I squint my eyes, as if there is something I have not yet seen. But there is no life anywhere — only the wind, and the dark, and the stark arm of the single cross, protruding, beckoning, like a frozen hand above the drifting snows.

 

 

11 thoughts on “Homage to a winter storm in the North Country”

  1. No one in the world writes like you, Kent. Your voice is unique and powerful, and I hope your work continues to startle and awaken people all over the world for many generations to come!

  2. Your writing always make me cry, but in a good way, never fails. Once again your story telling takes me to a place I’ve almost been but not quite. Old memories of a similar place, stirred ancestral memories, times past before I was born. An ache, slow hot tears.

  3. this writing evokes so many memories and feelings, thank you Kent for sharing.

    Happy New Year 2018

  4. Taking what was intended to be a brief glance at your intro I was riveted and had to complete it. WoW Ken you so captured the feel of it all. My people homesteaded on the plains of Kansas and went through the dust bowl , grasshopper famines, and the joys and failures of working with the land that was hard to survie in….I feel them thrugh you…..amazing….

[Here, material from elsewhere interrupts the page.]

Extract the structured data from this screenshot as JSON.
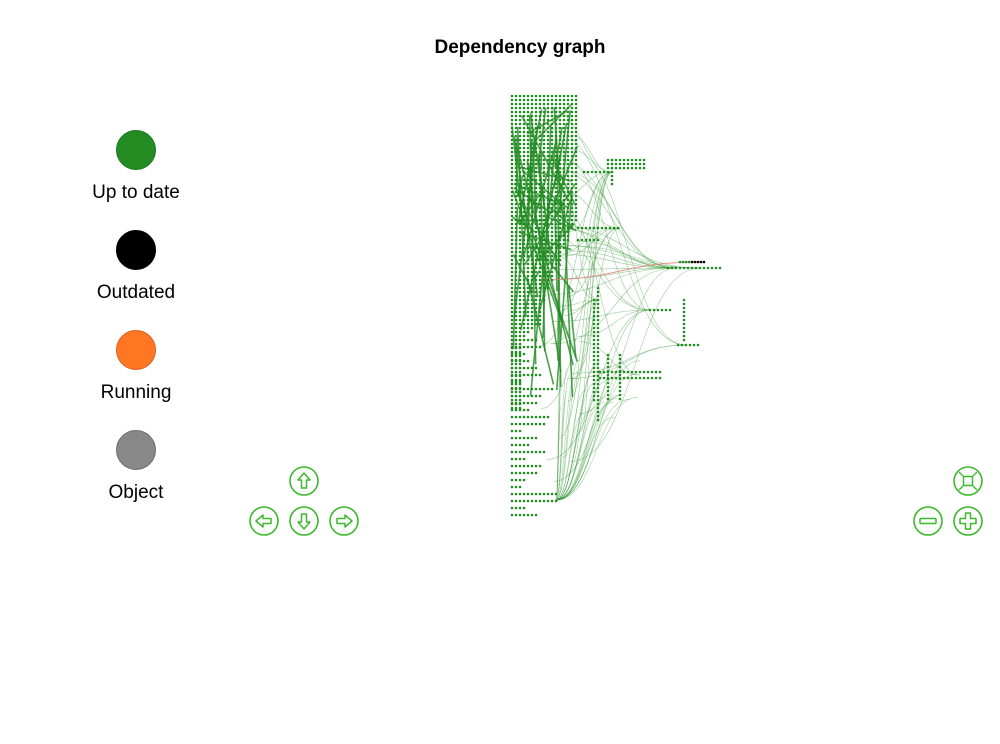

  5. I too feel the life of my ancestors on the plains of the Red River Valley (n.w. Mn.) Thank you for this sensitive beautiful writing.

  6. I wrote about the booming of the house last night – and the river – in the rapidly descending temperatures only to wake this morning to find that you had already delved into the shroud so well. I am reminded to pull out and reread “A Haunting Reverence”. I open it and an avalanche of pressed leaves the color of tobacco, cinnamon, turmeric, paprika tumble out. Seeds and a shred of birch bark, too. Bookmarks so fitting.

  7. Mr Nerburn,

    I read “Neither Wolf Nor Dog,” when you first released it more than a decade ago. I have given many copies to folks I’ve known since then as gifts; they always come back to tell me that no other author has made them open their eyes like you did.

    Concidentally, last night, I was reading the chapters about the snowstorm you traversed in your book “Wolf at Twilight,” as the wind and snow was howling outside my window here in Proctor, MN during the snowstorm; an appropriate milieu. You painted such a realistic picture that I got chilled to the bone even though the heat was on 68 degrees!

    When the woman remembered Yellow Bird, I cried.

    I thank you for enriching our lives with your hard work, your openness to experience those events in brutally hot & cold weather, and candid writing style; especially, when you shared your personal hesitations yet you persisted.

    I’m on my way to Barnes & Noble to get “The Girl who Sang to the Buffalo.”

    Best,
    Christina Wagner
    Proctor, MN

  8. I don’t write as eloquently as any of those before me, but I have to tell you again how much I have appreciated your writing and your voice. You help people understand the ideas you’re conveying like no other author I have read. My friends with whom I’ve shared your work agree. Thank you again – for this writing as well as all of your better-known works. They are blessings to us all.

  9. You, Pam, as well as all the others, are very kind. Writing is hard work, and I work hard at it. It’s nowhere near as difficult as being a middle school teacher or a good parent or any of a thousand other tasks that do not get the praise and respect that writing does. But it is difficult. But the reward it offers is that you are working with a blank slate, unlike those thousand other jobs where you are working with given variables. So you get to pursue excellence, pure and simple. The frustration is that you can never be as good as your vision. But you can be as good as your efforts and talent allow you to. In this small piece, Copse, I was about as good as I can be. I’m so appreciative that people value it. Thanks so much for writing. It is good to know that people are out there. Writing is a lonely task until it is reflected back upon you by readers. You make it less lonely. Again, my thanks.

  10. Dear Kent, I must thank you for your raw, powerful words. I have never been a true fan of the harsh winter season. I understand your description of the wind in the prairies. I have been in South Dakota near the hills quite a few times in winter. Your words showed me how to see, hear and love the beauty in this.